Uma corte em Mianmar concedeu permissão para a detenção da líder de fato do país, Aung San Suu Kyi, destituída do cargo pelo golpe, e do presidente Win Myint, até 15 de fevereiro.

A Liga Nacional pela Democracia (NLD, na sigla em inglês) divulgou na quarta-feira um documento da polícia, com data de primeiro de fevereiro. Segundo o documento, Aung San Suu Kyi é acusada de ter importado ilegalmente dez itens de equipamentos de comunicação e de tê-los utilizado sem permissão. Win Myint é acusado de ter violado restrições do coronavírus, ao ter cumprimentado ativistas eleitorais em setembro do ano passado.
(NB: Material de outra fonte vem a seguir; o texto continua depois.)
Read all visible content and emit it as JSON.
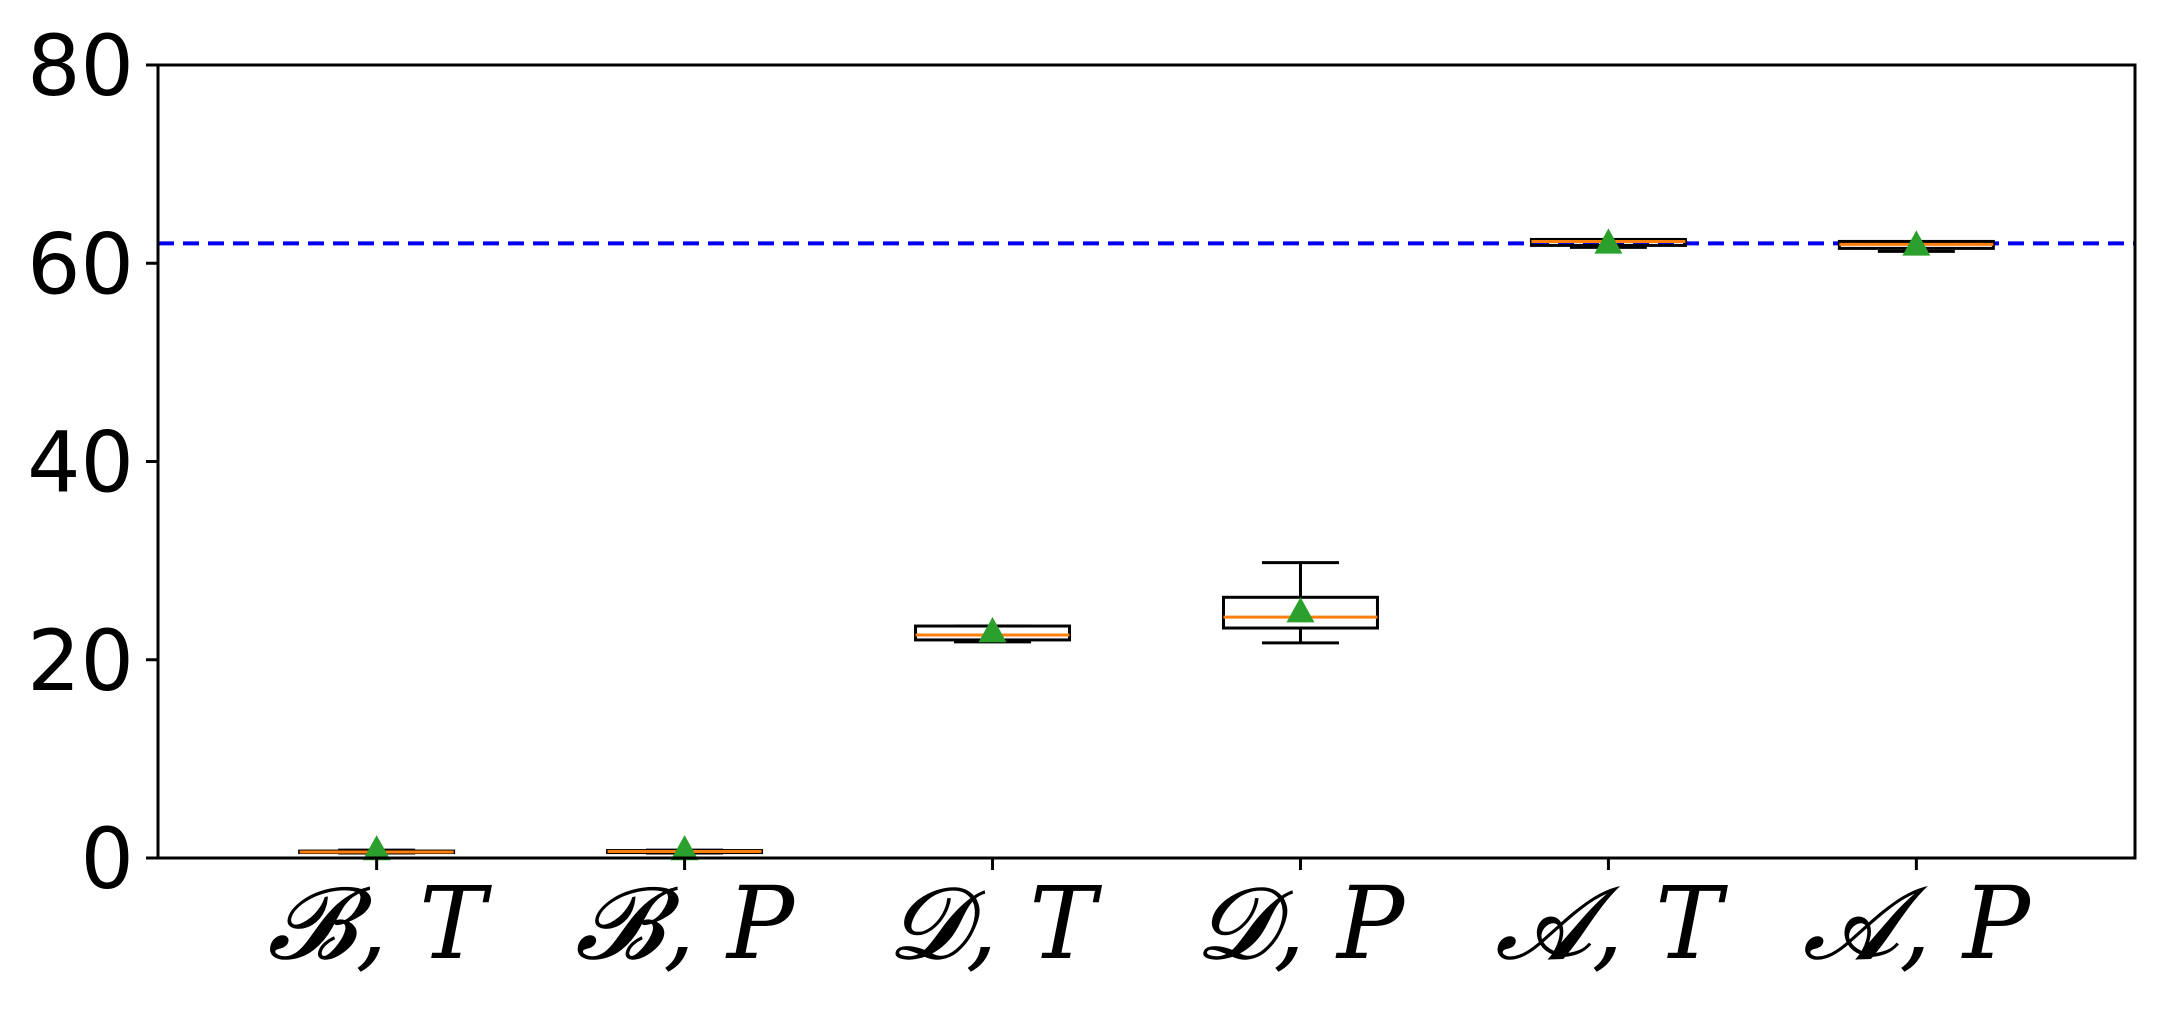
{
  "chart_data": {
    "type": "box",
    "categories": [
      "𝓑, T",
      "𝓑, P",
      "𝓓, T",
      "𝓓, P",
      "𝓐, T",
      "𝓐, P"
    ],
    "boxes": [
      {
        "whisker_low": 0.5,
        "q1": 0.55,
        "median": 0.6,
        "q3": 0.7,
        "whisker_high": 0.8,
        "mean": 0.9
      },
      {
        "whisker_low": 0.5,
        "q1": 0.55,
        "median": 0.65,
        "q3": 0.75,
        "whisker_high": 0.8,
        "mean": 0.9
      },
      {
        "whisker_low": 21.8,
        "q1": 22.0,
        "median": 22.5,
        "q3": 23.4,
        "whisker_high": 23.4,
        "mean": 22.9
      },
      {
        "whisker_low": 21.7,
        "q1": 23.2,
        "median": 24.3,
        "q3": 26.3,
        "whisker_high": 29.8,
        "mean": 24.9
      },
      {
        "whisker_low": 61.6,
        "q1": 61.8,
        "median": 62.2,
        "q3": 62.4,
        "whisker_high": 62.4,
        "mean": 62.1
      },
      {
        "whisker_low": 61.2,
        "q1": 61.5,
        "median": 61.9,
        "q3": 62.2,
        "whisker_high": 62.2,
        "mean": 61.9
      }
    ],
    "reference_line": {
      "y": 62.0,
      "style": "dashed",
      "color": "#0000ee"
    },
    "ylim": [
      0,
      80
    ],
    "yticks": [
      0,
      20,
      40,
      60,
      80
    ],
    "title": "",
    "xlabel": "",
    "ylabel": "",
    "grid": false,
    "colors": {
      "median": "#ff7f0e",
      "mean_marker": "#2ca02c",
      "box": "#000000",
      "reference": "#0000ee"
    }
  }
}
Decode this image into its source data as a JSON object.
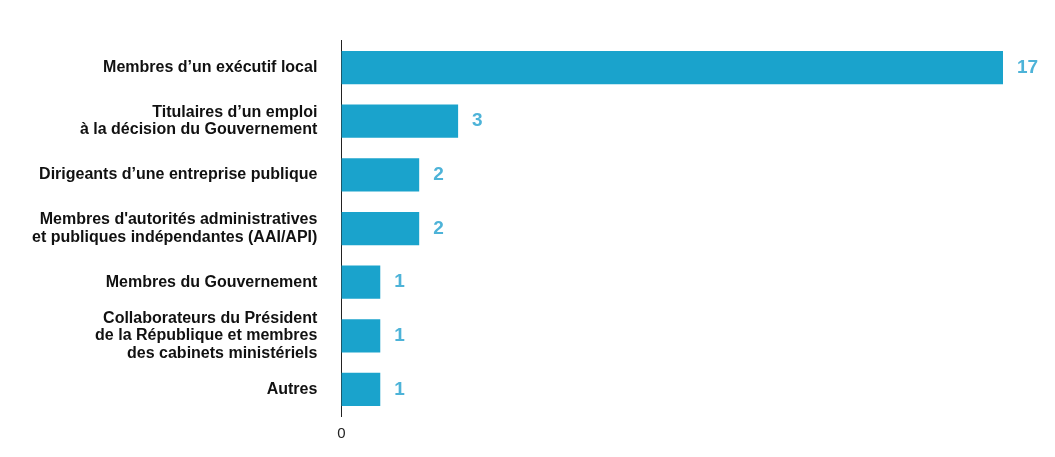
{
  "chart_data": {
    "type": "bar",
    "orientation": "horizontal",
    "categories": [
      "Membres d’un exécutif local",
      "Titulaires d’un emploi\nà la décision du Gouvernement",
      "Dirigeants d’une entreprise publique",
      "Membres d'autorités administratives\net publiques indépendantes (AAI/API)",
      "Membres du Gouvernement",
      "Collaborateurs du Président\nde la République et membres\ndes cabinets ministériels",
      "Autres"
    ],
    "values": [
      17,
      3,
      2,
      2,
      1,
      1,
      1
    ],
    "color": "#1aa3cc",
    "annotations": [
      "0"
    ],
    "data_labels": true
  }
}
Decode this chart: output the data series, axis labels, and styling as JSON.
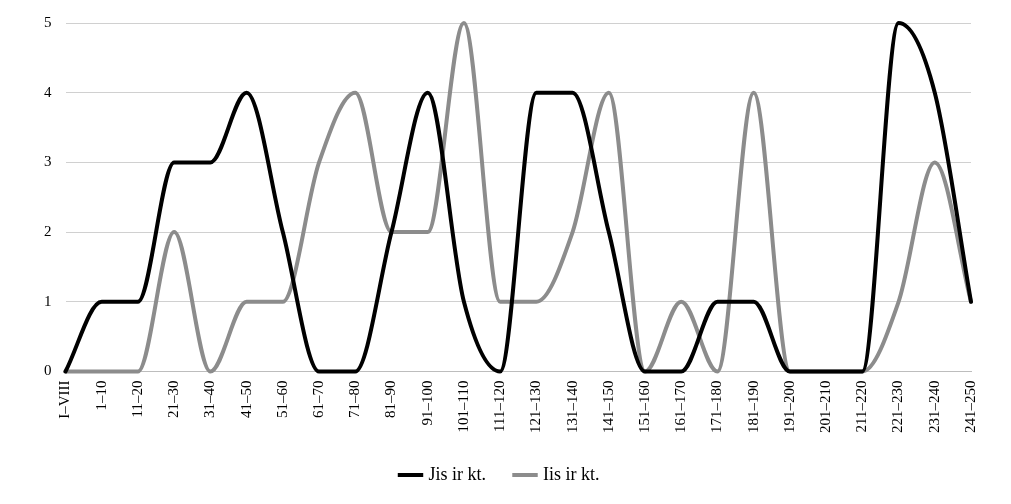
{
  "chart_data": {
    "type": "line",
    "categories": [
      "I–VIII",
      "1–10",
      "11–20",
      "21–30",
      "31–40",
      "41–50",
      "51–60",
      "61–70",
      "71–80",
      "81–90",
      "91–100",
      "101–110",
      "111–120",
      "121–130",
      "131–140",
      "141–150",
      "151–160",
      "161–170",
      "171–180",
      "181–190",
      "191–200",
      "201–210",
      "211–220",
      "221–230",
      "231–240",
      "241–250"
    ],
    "series": [
      {
        "name": "Jis ir kt.",
        "color": "#000000",
        "values": [
          0,
          1,
          1,
          3,
          3,
          4,
          2,
          0,
          0,
          2,
          4,
          1,
          0,
          4,
          4,
          2,
          0,
          0,
          1,
          1,
          0,
          0,
          0,
          5,
          4,
          1
        ]
      },
      {
        "name": "Iis ir kt.",
        "color": "#8c8c8c",
        "values": [
          0,
          0,
          0,
          2,
          0,
          1,
          1,
          3,
          4,
          2,
          2,
          5,
          1,
          1,
          2,
          4,
          0,
          1,
          0,
          4,
          0,
          0,
          0,
          1,
          3,
          1
        ]
      }
    ],
    "ylim": [
      0,
      5
    ],
    "yticks": [
      0,
      1,
      2,
      3,
      4,
      5
    ],
    "grid": "y",
    "legend": "bottom",
    "marker": "none",
    "line_style": "solid"
  }
}
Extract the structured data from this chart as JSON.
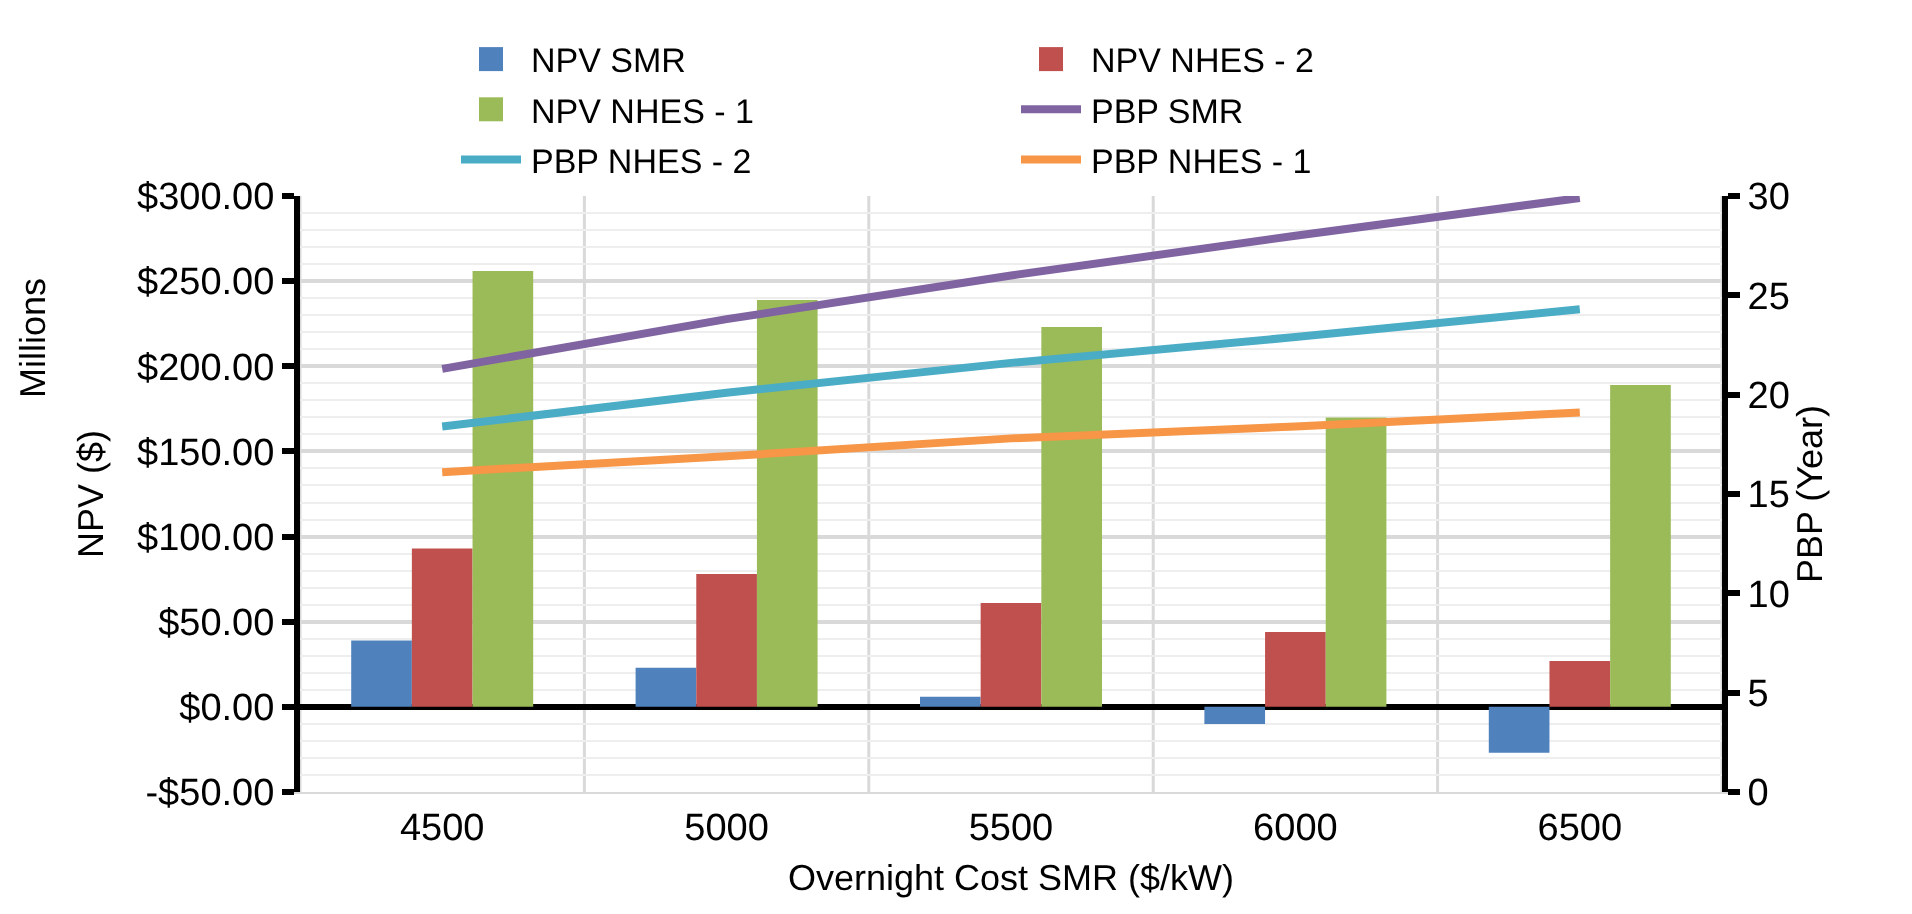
{
  "chart_data": {
    "type": "bar",
    "xlabel": "Overnight Cost SMR ($/kW)",
    "ylabel": "NPV ($)",
    "y2label": "PBP (Year)",
    "annotations": [
      "Millions"
    ],
    "categories": [
      "4500",
      "5000",
      "5500",
      "6000",
      "6500"
    ],
    "series": [
      {
        "name": "NPV SMR",
        "color": "#4f81bd",
        "values": [
          39,
          23,
          6,
          -10,
          -27
        ]
      },
      {
        "name": "NPV NHES - 2",
        "color": "#c0504d",
        "values": [
          93,
          78,
          61,
          44,
          27
        ]
      },
      {
        "name": "NPV NHES - 1",
        "color": "#9bbb59",
        "values": [
          256,
          239,
          223,
          170,
          189
        ]
      },
      {
        "name": "PBP SMR",
        "type": "line",
        "axis": "y2",
        "color": "#8064a2",
        "values": [
          21.3,
          23.8,
          26.0,
          28.0,
          29.9
        ]
      },
      {
        "name": "PBP NHES - 2",
        "type": "line",
        "axis": "y2",
        "color": "#4bacc6",
        "values": [
          18.4,
          20.1,
          21.6,
          22.9,
          24.3
        ]
      },
      {
        "name": "PBP NHES - 1",
        "type": "line",
        "axis": "y2",
        "color": "#f79646",
        "values": [
          16.1,
          16.9,
          17.8,
          18.4,
          19.1
        ]
      }
    ],
    "ylim": [
      -50,
      300
    ],
    "yticks": [
      {
        "value": -50,
        "label": "-$50.00"
      },
      {
        "value": 0,
        "label": "$0.00"
      },
      {
        "value": 50,
        "label": "$50.00"
      },
      {
        "value": 100,
        "label": "$100.00"
      },
      {
        "value": 150,
        "label": "$150.00"
      },
      {
        "value": 200,
        "label": "$200.00"
      },
      {
        "value": 250,
        "label": "$250.00"
      },
      {
        "value": 300,
        "label": "$300.00"
      }
    ],
    "y2lim": [
      0,
      30
    ],
    "y2ticks": [
      0,
      5,
      10,
      15,
      20,
      25,
      30
    ],
    "grid": true,
    "legend": "top",
    "marker": "none",
    "line_style": "solid"
  }
}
Segundo alegações, Aung San Suu Kyi e Win Myint se encontram em prisão domiciliar. Procedimentos criminais em andamento parecem indicar a possibilidade de um longo período de denteção para ambos.

Militares de Mianmar realizaram um golpe na segunda-feira, e detiveram Aung San Suu Kyi e outras autoridades da NLD. Há alegações de que muitos parlamentares foram libertados.

Os militares criaram um conselho administrativo de Estado, nomearam 11 ministros, bem como comandantes da Polícia e da Promotoria. Além disso, também escolheram membros da comissão eleitoral.